A couple of attempts at making a decent fishcake/croquette have come a cropper by using leftover mashed potato. The theory is sound but in practice if you make your mash with anywhere near the amount of butter that I do then you’re doomed to end up with cakes which want to emulate a slowly moving lava flow. This is how I came to the conclusion that to make good fishcakes/croquettes one has to forsake the dairy.
What you shouldn’t underestimate tho’ is the type of spud you need. A waxy potato will end up making a dry croquake (can’t be arsed to keep writing fishcake/croquette) when not using butter. A floury type (Maris Piper, Desiree, Fianna etc) will make your little spheres of moorishness succulent and soft – even when eaten cold for breakfast.
So this is not a rigid recipe but a base one open for a multitude of adaptations containing either fish, meat and cheese. And it also gives me the excuse for doing something I’ve never attempted before – uploading a picture of the crime itself.
The basic plan is to have roughly 1 part mashed potato to 1 part filling when it comes to fish, 2 parts potato to 1 part filling when ham or cheese or whatever.
Here goes then for my Crab & Prawn (or not) Croquakes
½kg of peeled and quartered floury potatoes
2 tins of crab meat
200 grams of raw prawns (black tiger, purple goat, turquoise vole etc)
2 teaspoons of crab paste (optional)
4 cloves of garlic
Salt & pepper
2 eggs for egging
Plain flour and breadcrumbs for......
"Deep" oil
Peel your garlic cloves and bung them, with the spuds, into a saucepan. Drain the tins of crabmeat into the pan too so as not to waste any flavour (don’t forget to give each tin a good squeeze – there be a lot of cheap water in them there cans and we don’t want water in our croquettes). Fill up with tapable water, add a little salt and boil until nice and soft.
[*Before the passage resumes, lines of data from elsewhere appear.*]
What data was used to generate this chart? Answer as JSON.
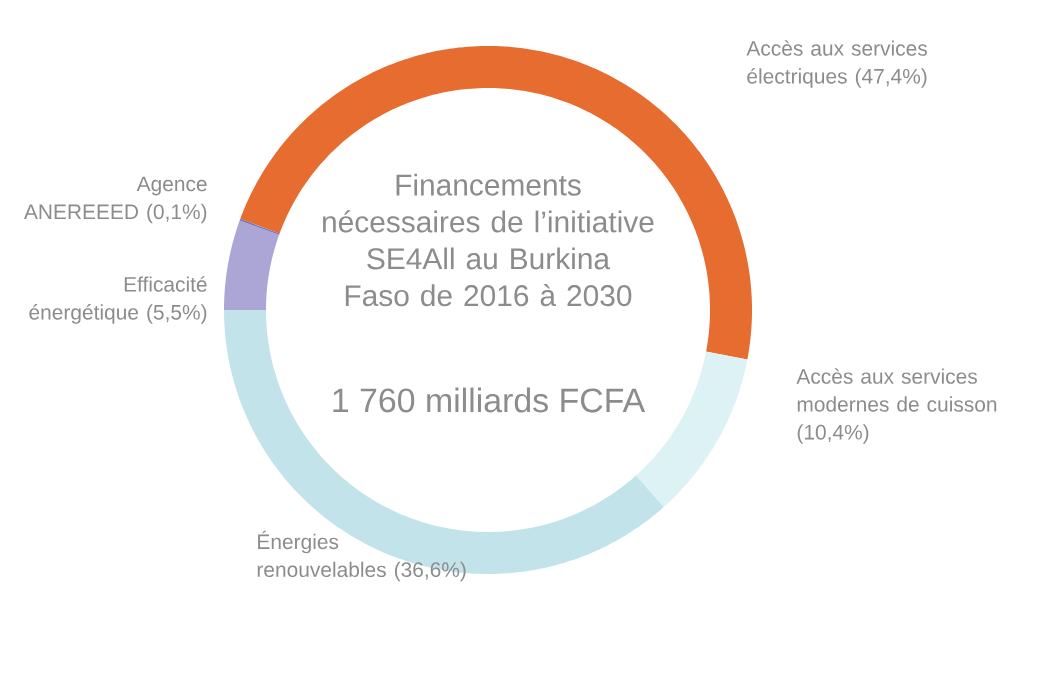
{
  "chart_data": {
    "type": "donut",
    "title": "Financements nécessaires de l’initiative SE4All au Burkina Faso de 2016 à 2030",
    "subtitle": "1 760 milliards FCFA",
    "categories": [
      "Accès aux services électriques",
      "Accès aux services modernes de cuisson",
      "Énergies renouvelables",
      "Efficacité énergétique",
      "Agence ANEREEED"
    ],
    "values": [
      47.4,
      10.4,
      36.6,
      5.5,
      0.1
    ],
    "value_labels": [
      "(47,4%)",
      "(10,4%)",
      "(36,6%)",
      "(5,5%)",
      "(0,1%)"
    ],
    "colors": [
      "#e66c30",
      "#dcf2f5",
      "#c2e3ea",
      "#aba6d6",
      "#6f74b8"
    ]
  }
}
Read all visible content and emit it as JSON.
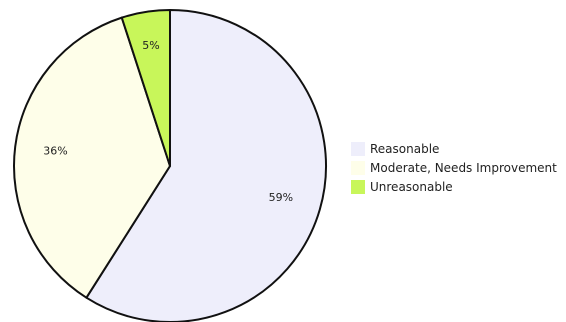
{
  "chart_data": {
    "type": "pie",
    "title": "",
    "slices": [
      {
        "label": "Reasonable",
        "value": 59,
        "display": "59%",
        "color": "#eeeefb"
      },
      {
        "label": "Moderate, Needs Improvement",
        "value": 36,
        "display": "36%",
        "color": "#fefee9"
      },
      {
        "label": "Unreasonable",
        "value": 5,
        "display": "5%",
        "color": "#c8f65a"
      }
    ],
    "legend_position": "right",
    "border_color": "#111111"
  }
}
In the meantime empty your crab into a large mixing bowl. Peel your prawns, cut each one into 4 or 5 bits and throw expertly into the crab. Add the crab paste (and here is my first pic
When the potatoes and garlic are cooked they are drained and mashed. I love my Ikea bought potato ricer which is basically a huge garlic press. If you have one of these then you can “rice” straight into the bowl of crab and prawn mix. Otherwise mash them in a separate bowl before chucking over into the crustaceans. Please never consider liquidizing or blitzing potatoes – this will release starches which will ruin everything, turning it into glue.
Mix well and season with salt & pepper. The way to form into perfect ping-pong sized balls is to keep one’s Madame Palm and her Five Beautiful Daughters moist by sporadically dipping your hand into a bowl of water so as to stop the mixture sticking. Place each ball onto a sheet of grease-proof paper.
Next one has to flour, egg and breadcrumb ones balls. Standard procedure for most of us. The oil temperature should be about 170-180 °c and fry in batches appropriate for the size of your fat receptacle until golden brown, texture like sun etc. Here, for the curious, is a picture of my balls…..
Alternative additives to the base croquakes could be flaked hot-smoked haddock, salmon or herring (I’ve made some wicked ones using home smoked garfish), ham and/or cheese. You can also put in chopped parsley, chilli or chives. Finely chopped fried mushrooms go well with cheese if you squeeze the life out of them after frying.